The detail that matters for defenders is format. The vast majority of the records were structured infostealer logs, meaning each entry pairs a username or email address with a plaintext password and the specific login URL that credential unlocks. That is not a haystack you have to search. It is a sorted index. An attacker does not need to guess which service a password belongs to, because the log already says so. The dataset even contained roughly 17,000 records tagged with CVE identifiers and several thousand logs of news articles and social posts about breaches, suggesting the operator was enriching credentials with vulnerability context.
The Owner Was a Threat Intelligence Firm
At first the researchers could not identify who owned the cluster. That uncertainty resolved into something more uncomfortable. The team eventually concluded the data belonged to a threat intelligence company, the kind of vendor that aggregates leaked credentials precisely so it can warn customers when their accounts surface. The irony is brutal: an organization whose entire business is protecting people from exposed credentials left 24 billion of them exposed on the open internet.
There was also evidence the cluster was alive rather than archived. The researchers noted that a news article from February 2026 sat inside the leak, which told them the owner was regularly updating the database with fresh material. That single observation changes the risk calculus entirely. A static dump degrades in value as victims rotate passwords. A continuously refreshed dump does not. It tracks the current state of credential exposure across the internet, which means a meaningful share of those records still works right now.
Why This Is a Credential Stuffing Engine
The practical danger is not that 24 billion people each lost a password. It is that the aggregation hands attackers a ready-made input for credential stuffing and account takeover at industrial scale. Feed those username and password pairs into automation, point it at corporate single sign-on portals, VPN gateways, and SaaS logins, and a small success rate against a huge input still yields thousands of working sessions. Reused passwords are the vulnerability, and this dataset is essentially a global map of where reuse exists.
The standard advice applies, but the urgency does not. Multi-factor authentication remains the single most effective control, because a stolen password is worthless against a phishing-resistant second factor.
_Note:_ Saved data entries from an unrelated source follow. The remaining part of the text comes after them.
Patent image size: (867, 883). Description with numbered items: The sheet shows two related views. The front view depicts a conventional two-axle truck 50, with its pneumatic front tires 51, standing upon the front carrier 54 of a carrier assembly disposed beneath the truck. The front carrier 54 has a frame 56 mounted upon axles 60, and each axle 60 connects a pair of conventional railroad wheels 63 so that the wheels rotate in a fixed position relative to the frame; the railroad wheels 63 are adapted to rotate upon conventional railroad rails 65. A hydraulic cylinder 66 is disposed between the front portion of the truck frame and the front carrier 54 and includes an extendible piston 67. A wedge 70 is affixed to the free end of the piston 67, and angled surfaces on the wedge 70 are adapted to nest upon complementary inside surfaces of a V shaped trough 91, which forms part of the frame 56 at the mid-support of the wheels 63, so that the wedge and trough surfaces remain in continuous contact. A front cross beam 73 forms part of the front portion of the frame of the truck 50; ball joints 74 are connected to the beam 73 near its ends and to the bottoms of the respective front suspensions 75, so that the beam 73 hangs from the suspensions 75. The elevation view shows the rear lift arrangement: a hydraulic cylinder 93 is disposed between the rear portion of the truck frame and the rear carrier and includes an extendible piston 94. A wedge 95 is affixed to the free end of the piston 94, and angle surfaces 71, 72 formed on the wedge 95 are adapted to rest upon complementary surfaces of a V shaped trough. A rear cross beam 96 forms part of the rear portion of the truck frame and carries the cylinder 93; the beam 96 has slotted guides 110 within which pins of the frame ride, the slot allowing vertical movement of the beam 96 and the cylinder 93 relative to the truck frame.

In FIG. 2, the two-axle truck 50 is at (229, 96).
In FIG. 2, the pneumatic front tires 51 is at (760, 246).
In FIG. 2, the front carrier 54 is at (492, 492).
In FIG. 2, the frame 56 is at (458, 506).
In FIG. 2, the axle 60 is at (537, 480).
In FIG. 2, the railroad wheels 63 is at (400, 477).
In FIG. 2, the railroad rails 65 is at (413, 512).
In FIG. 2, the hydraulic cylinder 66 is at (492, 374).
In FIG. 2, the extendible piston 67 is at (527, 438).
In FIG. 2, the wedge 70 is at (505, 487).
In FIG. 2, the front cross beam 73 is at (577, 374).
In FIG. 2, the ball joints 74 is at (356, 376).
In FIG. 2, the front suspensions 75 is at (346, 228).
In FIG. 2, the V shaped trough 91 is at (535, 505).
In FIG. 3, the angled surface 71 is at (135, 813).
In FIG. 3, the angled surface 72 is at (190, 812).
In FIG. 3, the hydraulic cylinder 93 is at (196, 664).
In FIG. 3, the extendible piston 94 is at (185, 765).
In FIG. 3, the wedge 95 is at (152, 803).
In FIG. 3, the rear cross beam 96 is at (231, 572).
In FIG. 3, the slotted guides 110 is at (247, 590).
Cybernews was blunt that accounts without MFA are at serious risk of takeover. The harder problem is the infostealer pipeline feeding this thing. Credentials end up in these logs because malware sits on an employee's machine and scrapes the browser. Resetting passwords does nothing if the device is still infected, which is why endpoint hygiene has to be part of the response, not an afterthought.
What Enterprises Should Do This Week
Assume exposure rather than hoping for the opposite. Treat any workforce or customer account that lacks phishing-resistant MFA as already compromised and prioritize rolling out hardware keys or passkeys to the highest-value identities first. Force password resets where you cannot yet enforce a second factor, and run your corporate domains through breach monitoring so you can see which employee credentials are circulating. Tune your authentication logs to flag the signature of credential stuffing: bursts of failed logins across many accounts from rotating addresses.
The deeper lesson is about supply chain trust in security itself. A threat intelligence vendor sitting on 8.3 terabytes of plaintext credentials with no authentication is a reminder that the firms you rely on to monitor exposure can become the exposure. When you evaluate these vendors, ask hard questions about how they store the data they collect on your behalf. The 24 billion figure will fade from headlines within days. The credential reuse it exploits will not, and neither will the appetite of attackers who now have a cleaner shopping list than they have ever had before.